The Silicon Valley Out-of-School-Time Collaborative is a capacity-building initiative, including eight youth development organizations and four funders in Santa Clara and San Mateo counties. Each of the organizations serve secondary-aged students outside the formal school day through a variety of academic supports, including tutoring, academic advising and summer enrichment programs. Between 2014-16, the Collaborative sought to build the non-cognitive skills of the youth they serve.
Nurturing Social-Emotional Learning in Out-of-School-Time
Collaborative members participated in a Professional Learning Community, training and coaching in developing non-cognitive skills, and capacity building around evaluation. The Collaborative researched and selected off the shelf curricula for use in their programs; four member agencies developed their own approach in the second program cycle.
The Question: Can social-emotional learning be intentionally taught and measured?
The Collaborative wanted to know whether participating organizations were successful in establishing a strong learning context, training staff to implement research-based curricula, and helping youth build specific non-cognitive skills.

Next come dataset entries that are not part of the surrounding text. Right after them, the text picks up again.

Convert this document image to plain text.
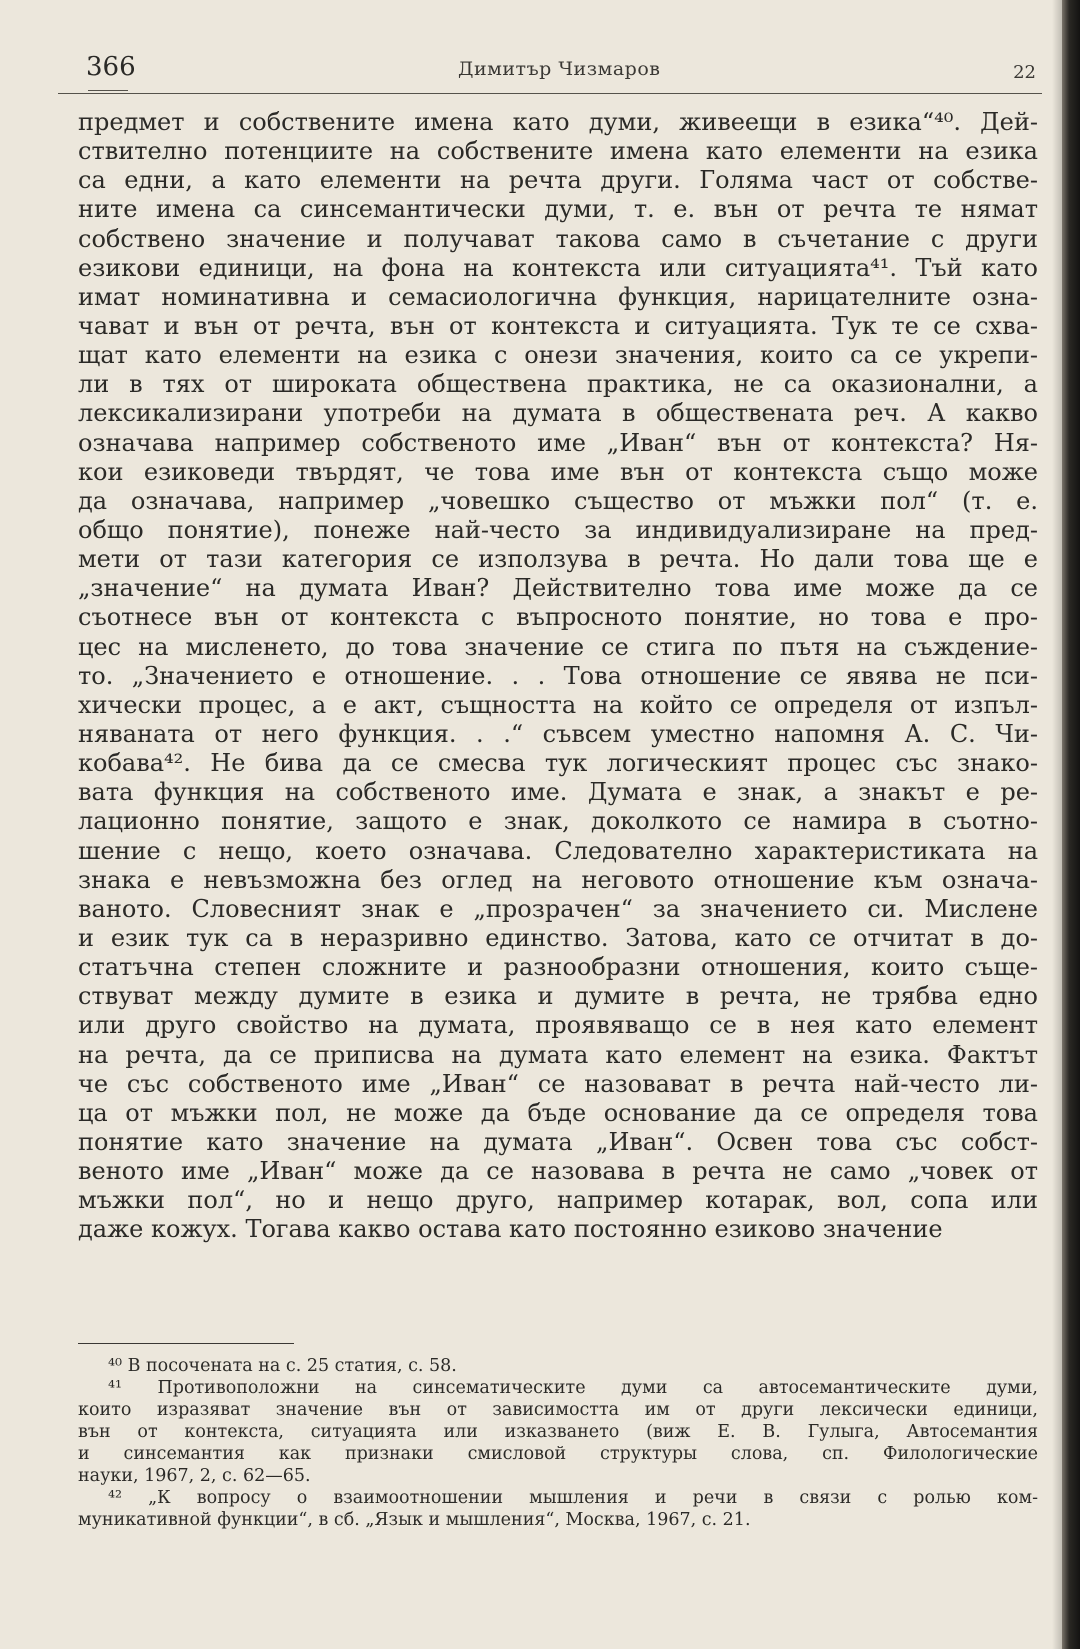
366	Димитър Чизмаров	22
предмет и собствените имена като думи, живеещи в езика“⁴⁰. Дей-
ствително потенциите на собствените имена като елементи на езика
са едни, а като елементи на речта други. Голяма част от собстве-
ните имена са синсемантически думи, т. е. вън от речта те нямат
собствено значение и получават такова само в съчетание с други
езикови единици, на фона на контекста или ситуацията⁴¹. Тъй като
имат номинативна и семасиологична функция, нарицателните озна-
чават и вън от речта, вън от контекста и ситуацията. Тук те се схва-
щат като елементи на езика с онези значения, които са се укрепи-
ли в тях от широката обществена практика, не са оказионални, а
лексикализирани употреби на думата в обществената реч. А какво
означава например собственото име „Иван“ вън от контекста? Ня-
кои езиковеди твърдят, че това име вън от контекста също може
да означава, например „човешко същество от мъжки пол“ (т. е.
общо понятие), понеже най-често за индивидуализиране на пред-
мети от тази категория се използува в речта. Но дали това ще е
„значение“ на думата Иван? Действително това име може да се
съотнесе вън от контекста с въпросното понятие, но това е про-
цес на мисленето, до това значение се стига по пътя на съждение-
то. „Значението е отношение. . . Това отношение се явява не пси-
хически процес, а е акт, същността на който се определя от изпъл-
няваната от него функция. . .“ съвсем уместно напомня А. С. Чи-
кобава⁴². Не бива да се смесва тук логическият процес със знако-
вата функция на собственото име. Думата е знак, а знакът е ре-
лационно понятие, защото е знак, доколкото се намира в съотно-
шение с нещо, което означава. Следователно характеристиката на
знака е невъзможна без оглед на неговото отношение към означа-
ваното. Словесният знак е „прозрачен“ за значението си. Мислене
и език тук са в неразривно единство. Затова, като се отчитат в до-
статъчна степен сложните и разнообразни отношения, които съще-
ствуват между думите в езика и думите в речта, не трябва едно
или друго свойство на думата, проявяващо се в нея като елемент
на речта, да се приписва на думата като елемент на езика. Фактът
че със собственото име „Иван“ се назовават в речта най-често ли-
ца от мъжки пол, не може да бъде основание да се определя това
понятие като значение на думата „Иван“. Освен това със собст-
веното име „Иван“ може да се назовава в речта не само „човек от
мъжки пол“, но и нещо друго, например котарак, вол, сопа или
даже кожух. Тогава какво остава като постоянно езиково значение
⁴⁰ В посочената на с. 25 статия, с. 58.
⁴¹ Противоположни на синсематическите думи са автосемантическите думи,
които изразяват значение вън от зависимостта им от други лексически единици,
вън от контекста, ситуацията или изказването (виж Е. В. Гулыга, Автосемантия
и синсемантия как признаки смисловой структуры слова, сп. Филологические
науки, 1967, 2, с. 62—65.
⁴² „К вопросу о взаимоотношении мышления и речи в связи с ролью ком-
муникативной функции“, в сб. „Язык и мышления“, Москва, 1967, с. 21.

Would sustained, intentional focus on non-cognitive skill building within out-of-school time programs result in measurable gains for participating youth?
The Process: Assessing effectiveness and documenting lessons learned
Public Profit used a host of tools to evaluate the effectiveness of the initiative and to gather Collaborative members’ reflections and lessons learned. We used the Youth Program Quality Assessment Tool; created staff surveys; aligned specific scales of the Holistic Student Assessment to the Collaborative’s three focal non-cognitive skills; analyzed member reports; and observed staff practice.
The Outcome: Members shifted practice; youth showed significant growth
Our evaluation showed that young people built non-cognitive skills in the three focal areas: Academic Mindsets, Learning Strategies and Social Skills. Collaborative member agencies increased their ability to support young people’s non-cognitive skill development, and they have concrete plans to continue along this path. Collaborative funders have a deeper understanding of what it takes to support a complex, multi-member initiative, and the time and resources required to see systemic change.